[JURIST] US Supreme Court Justice Antonin Scalia [Oyez profile] on Friday stayed [order, PDF] a Louisiana appeals court ruling awarding $241.5 million to the plaintiffs in a class action suit against several tobacco companies. The ruling, issued by Scalia in his role as Circuit Justice [28 USC § 2101(f)] for the US Court of Appeals for the Fifth Circuit, prevents the tobacco companies from having to carry out the decision, which ordered them to pay $241.5 million to a fund meant to help Louisianans quit smoking. The companies, which include Brown & Williamson Tobacco Corporation, Lorillard Tobacco Company, Philip Morris USA, Inc. and Tobacco Institute, Inc., were also ordered to pay $29 million in interest and $11 million for the administrative costs related to the fund. The ruling came after the Louisiana court found that the tobacco companies had “distort[ed] the entire body of public knowledge about the addictive effects of nicotine.” Scalia held that the case met the stay criteria, finding that it was likely the Supreme Court would grant certiorari, that there was a “significant possibility” of reversal and that there was the likelihood of irreparable harm without the stay. He also held that the case raises due process concerns because, under the Louisiana ruling, the individual plaintiffs are not required to establish that they were harmed by the companies’ actions, violating the companies’ due process right to present every available defense:
The extent to which class treatment may constitutionally reduce the normal requirements of due process is an important question. National concern over abuse of the class-action device induced Congress to permit removal of most major class actions to federal court, where they will be subject to the significant limitations of the Federal Rules. Federal removal jurisdiction has not been accorded, however, over many class actions in which more than two-thirds of the plaintiff class are citizens of the forum State. Because the class here was drawn to include only residents of Louisiana, this suit typifies the sort of major class action that often will not be removable, and in which the constraints of the Due Process Clause will be the only federal protection.
The companies are expected to file their appeal to the Supreme Court in the coming year.

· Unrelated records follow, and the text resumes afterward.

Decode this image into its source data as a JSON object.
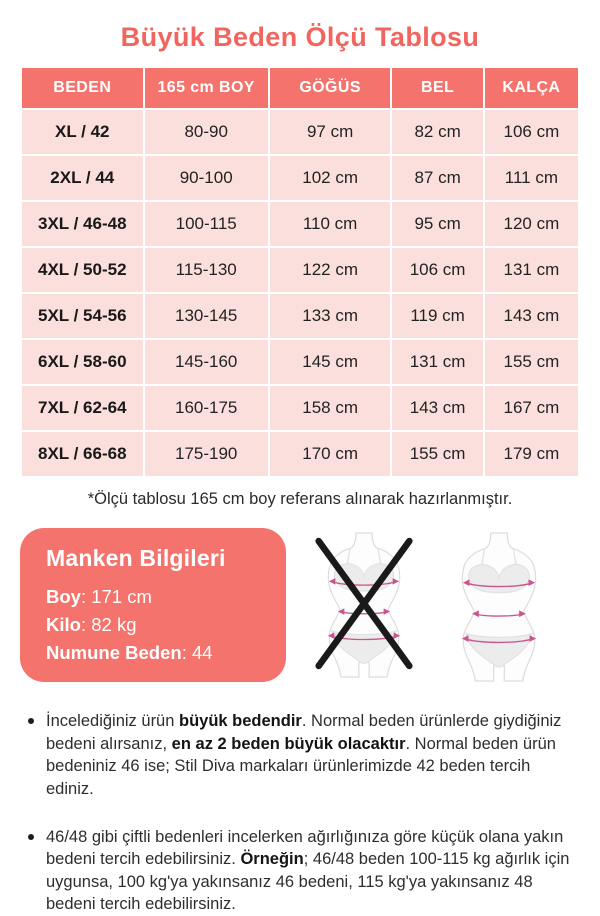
{
  "title": "Büyük Beden Ölçü Tablosu",
  "table": {
    "headers": [
      "BEDEN",
      "165 cm BOY",
      "GÖĞÜS",
      "BEL",
      "KALÇA"
    ],
    "rows": [
      [
        "XL / 42",
        "80-90",
        "97 cm",
        "82 cm",
        "106 cm"
      ],
      [
        "2XL / 44",
        "90-100",
        "102 cm",
        "87 cm",
        "111 cm"
      ],
      [
        "3XL / 46-48",
        "100-115",
        "110 cm",
        "95 cm",
        "120 cm"
      ],
      [
        "4XL / 50-52",
        "115-130",
        "122 cm",
        "106 cm",
        "131 cm"
      ],
      [
        "5XL / 54-56",
        "130-145",
        "133 cm",
        "119 cm",
        "143 cm"
      ],
      [
        "6XL / 58-60",
        "145-160",
        "145 cm",
        "131 cm",
        "155 cm"
      ],
      [
        "7XL / 62-64",
        "160-175",
        "158 cm",
        "143 cm",
        "167 cm"
      ],
      [
        "8XL / 66-68",
        "175-190",
        "170 cm",
        "155 cm",
        "179 cm"
      ]
    ],
    "footnote": "*Ölçü tablosu 165 cm boy referans alınarak hazırlanmıştır."
  },
  "model_info": {
    "title": "Manken Bilgileri",
    "separator": ": ",
    "fields": [
      {
        "label": "Boy",
        "value": "171 cm"
      },
      {
        "label": "Kilo",
        "value": "82 kg"
      },
      {
        "label": "Numune Beden",
        "value": "44"
      }
    ]
  },
  "figures": {
    "left_icon": "crossed-out-body-measurement-figure",
    "right_icon": "body-measurement-figure"
  },
  "bullets": [
    {
      "segments": [
        {
          "text": "İncelediğiniz ürün ",
          "bold": false
        },
        {
          "text": "büyük bedendir",
          "bold": true
        },
        {
          "text": ". Normal beden ürünlerde giydiğiniz bedeni alırsanız, ",
          "bold": false
        },
        {
          "text": "en az 2 beden büyük olacaktır",
          "bold": true
        },
        {
          "text": ". Normal beden ürün bedeniniz 46 ise; Stil Diva markaları ürünlerimizde 42 beden tercih ediniz.",
          "bold": false
        }
      ]
    },
    {
      "segments": [
        {
          "text": "46/48 gibi çiftli bedenleri incelerken ağırlığınıza göre küçük olana yakın bedeni tercih edebilirsiniz. ",
          "bold": false
        },
        {
          "text": "Örneğin",
          "bold": true
        },
        {
          "text": "; 46/48 beden 100-115 kg ağırlık için uygunsa, 100 kg'ya yakınsanız 46 bedeni, 115 kg'ya yakınsanız 48 bedeni tercih edebilirsiniz.",
          "bold": false
        }
      ]
    }
  ],
  "colors": {
    "accent": "#F4736C",
    "title_text": "#F2655F",
    "cell_background": "#FBDFDC",
    "header_text": "#FFFFFF",
    "body_text": "#2D2D2D",
    "measure_line": "#C9578F",
    "cross_mark": "#1A1A1A"
  }
}
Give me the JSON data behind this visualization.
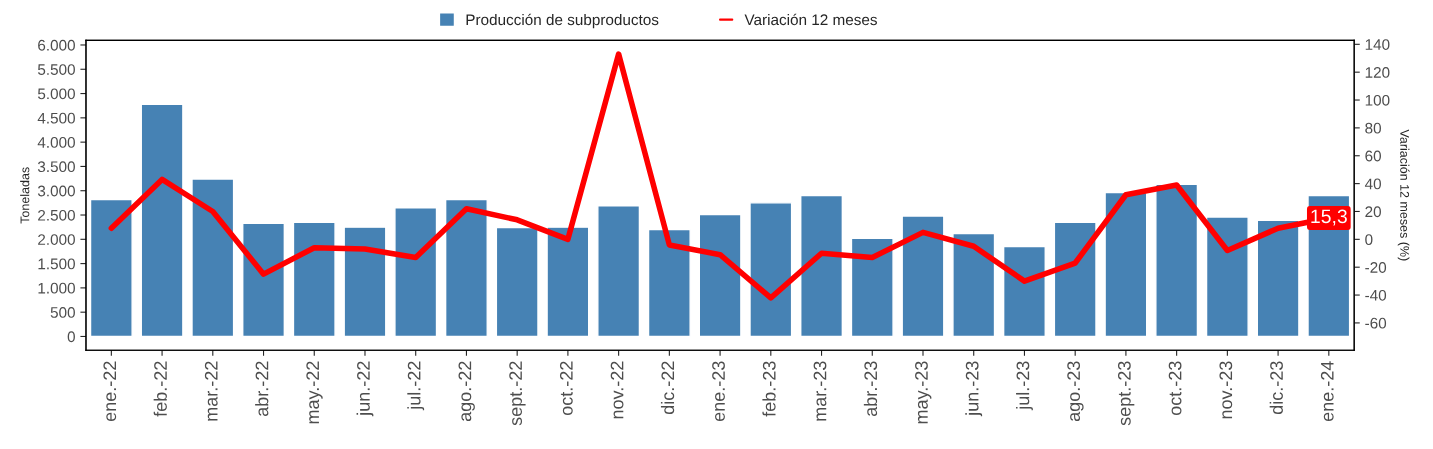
{
  "chart_data": {
    "type": "bar",
    "ylabel": "Toneladas",
    "y2label": "Variación 12 meses (%)",
    "categories": [
      "ene.-22",
      "feb.-22",
      "mar.-22",
      "abr.-22",
      "may.-22",
      "jun.-22",
      "jul.-22",
      "ago.-22",
      "sept.-22",
      "oct.-22",
      "nov.-22",
      "dic.-22",
      "ene.-23",
      "feb.-23",
      "mar.-23",
      "abr.-23",
      "may.-23",
      "jun.-23",
      "jul.-23",
      "ago.-23",
      "sept.-23",
      "oct.-23",
      "nov.-23",
      "dic.-23",
      "ene.-24"
    ],
    "series": [
      {
        "name": "Producción de subproductos",
        "color": "#4682b4",
        "values": [
          2820,
          4780,
          3240,
          2330,
          2350,
          2250,
          2650,
          2820,
          2240,
          2250,
          2690,
          2200,
          2510,
          2750,
          2900,
          2020,
          2480,
          2120,
          1850,
          2350,
          2960,
          3130,
          2460,
          2390,
          2900
        ]
      },
      {
        "name": "Variación 12 meses",
        "type": "line",
        "axis": "y2",
        "color": "#ff0000",
        "line_style": "solid",
        "values": [
          8,
          43,
          20,
          -25,
          -6,
          -7,
          -13,
          22,
          14,
          0,
          133,
          -4,
          -11,
          -42,
          -10,
          -13,
          5,
          -5,
          -30,
          -17,
          32,
          39,
          -8,
          8,
          15.3
        ],
        "value_labels": [
          null,
          null,
          null,
          null,
          null,
          null,
          null,
          null,
          null,
          null,
          null,
          null,
          null,
          null,
          null,
          null,
          null,
          null,
          null,
          null,
          null,
          null,
          null,
          null,
          "15,3"
        ]
      }
    ],
    "ylim": [
      -283,
      6094
    ],
    "yticks": [
      0,
      {
        "value": 500,
        "label": "500"
      },
      {
        "value": 1000,
        "label": "1.000"
      },
      {
        "value": 1500,
        "label": "1.500"
      },
      {
        "value": 2000,
        "label": "2.000"
      },
      {
        "value": 2500,
        "label": "2.500"
      },
      {
        "value": 3000,
        "label": "3.000"
      },
      {
        "value": 3500,
        "label": "3.500"
      },
      {
        "value": 4000,
        "label": "4.000"
      },
      {
        "value": 4500,
        "label": "4.500"
      },
      {
        "value": 5000,
        "label": "5.000"
      },
      {
        "value": 5500,
        "label": "5.500"
      },
      {
        "value": 6000,
        "label": "6.000"
      }
    ],
    "y2lim": [
      -79.6,
      142.8
    ],
    "y2ticks": [
      -60,
      -40,
      -20,
      0,
      20,
      40,
      60,
      80,
      100,
      120,
      140
    ],
    "legend": "top",
    "grid": false
  }
}
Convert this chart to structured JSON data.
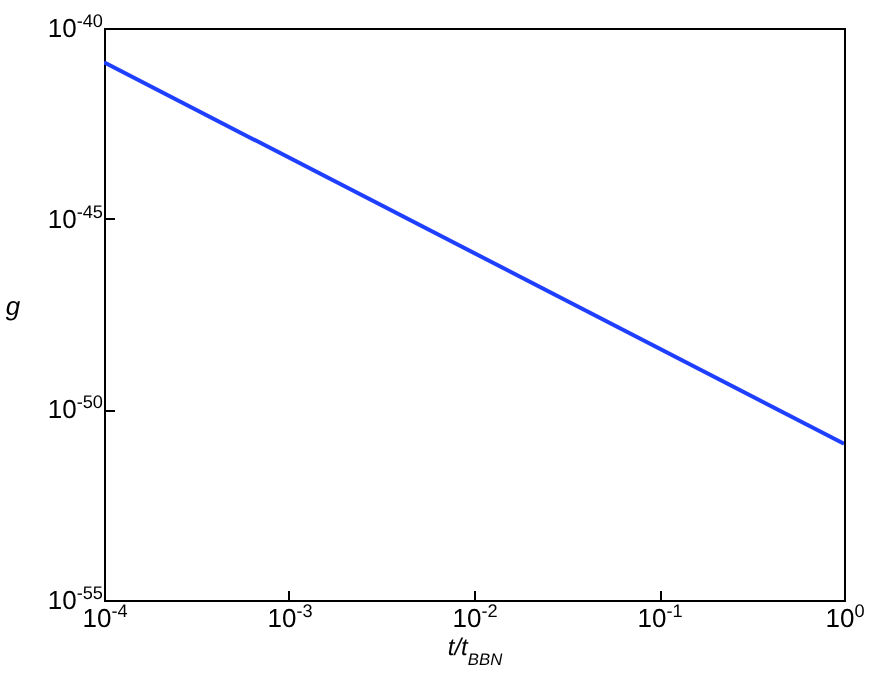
{
  "chart_data": {
    "type": "line",
    "xlabel": "t/t$_{BBN}$",
    "ylabel": "g",
    "log": "xy",
    "x": [
      0.0001,
      1
    ],
    "series": [
      {
        "color": "#1f3fff",
        "values": [
          1.26e-41,
          1.26e-51
        ]
      }
    ],
    "xlim": [
      0.0001,
      1
    ],
    "ylim": [
      1e-55,
      1e-40
    ],
    "xticks": [
      {
        "value": 0.0001,
        "label": "10$^{-4}$"
      },
      {
        "value": 0.001,
        "label": "10$^{-3}$"
      },
      {
        "value": 0.01,
        "label": "10$^{-2}$"
      },
      {
        "value": 0.1,
        "label": "10$^{-1}$"
      },
      {
        "value": 1,
        "label": "10$^{0}$"
      }
    ],
    "yticks": [
      {
        "value": 1e-55,
        "label": "10$^{-55}$"
      },
      {
        "value": 1e-50,
        "label": "10$^{-50}$"
      },
      {
        "value": 1e-45,
        "label": "10$^{-45}$"
      },
      {
        "value": 1e-40,
        "label": "10$^{-40}$"
      }
    ],
    "grid": false,
    "line_style": "solid",
    "marker": "none"
  }
}
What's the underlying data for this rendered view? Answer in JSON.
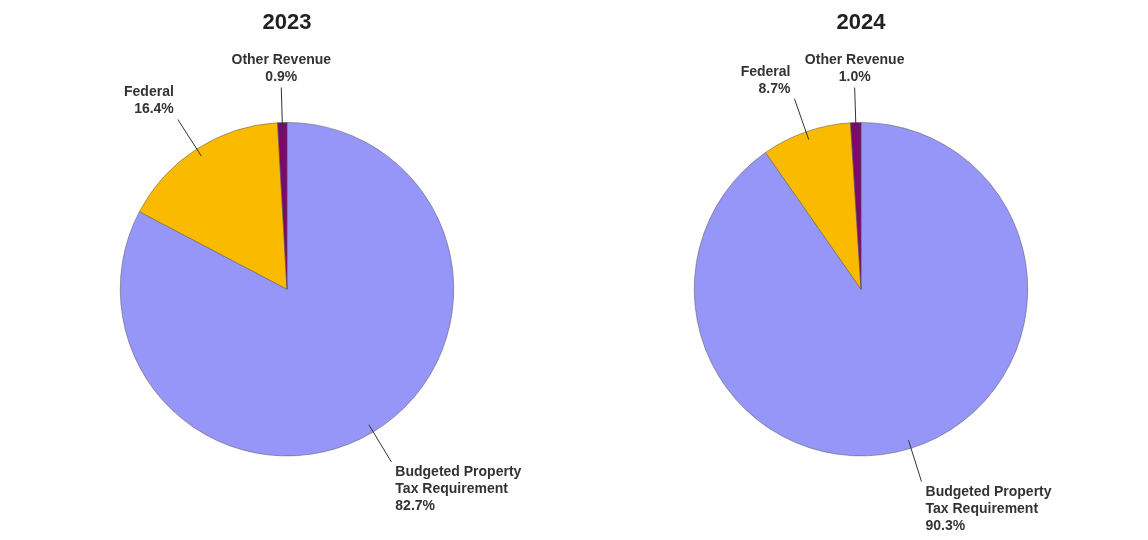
{
  "chart_data": [
    {
      "type": "pie",
      "title": "2023",
      "categories": [
        "Budgeted Property Tax Requirement",
        "Federal",
        "Other Revenue"
      ],
      "values": [
        82.7,
        16.4,
        0.9
      ],
      "value_labels": [
        "82.7%",
        "16.4%",
        "0.9%"
      ],
      "colors": [
        "#9696f8",
        "#f9ba00",
        "#7a0a6e"
      ],
      "legend": false
    },
    {
      "type": "pie",
      "title": "2024",
      "categories": [
        "Budgeted Property Tax Requirement",
        "Federal",
        "Other Revenue"
      ],
      "values": [
        90.3,
        8.7,
        1.0
      ],
      "value_labels": [
        "90.3%",
        "8.7%",
        "1.0%"
      ],
      "colors": [
        "#9696f8",
        "#f9ba00",
        "#7a0a6e"
      ],
      "legend": false
    }
  ]
}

The companies requested the stay after the Supreme Court of Louisiana refused to hear their appeal from the ruling [text] of the Louisiana Court of Appeals for the Fourth Circuit. Philip Morris has faced other class action litigation related to its sales practices. In 2008, the US Court of Appeals for the Second Circuit overturned class action certification [JURIST report] for a lawsuit brought by “light” cigarette smokers against Philip Morris and other light cigarette makers. The class action, which included anyone who has ever bought light cigarettes since they hit the market in the 1970s, had alleged that tobacco companies used deceptive advertising tactics to mislead smokers in response to growing health concerns over the risks of smoking cigarettes. In September 2006, a judge for the US District Court for the Southern District of New York certified the class of 50 million plaintiffs [JURIST report] for the class-action suit. Lawyers estimated that sales of light cigarettes brought tobacco companies between $120 billion and $200 billion in extra sales since 1971.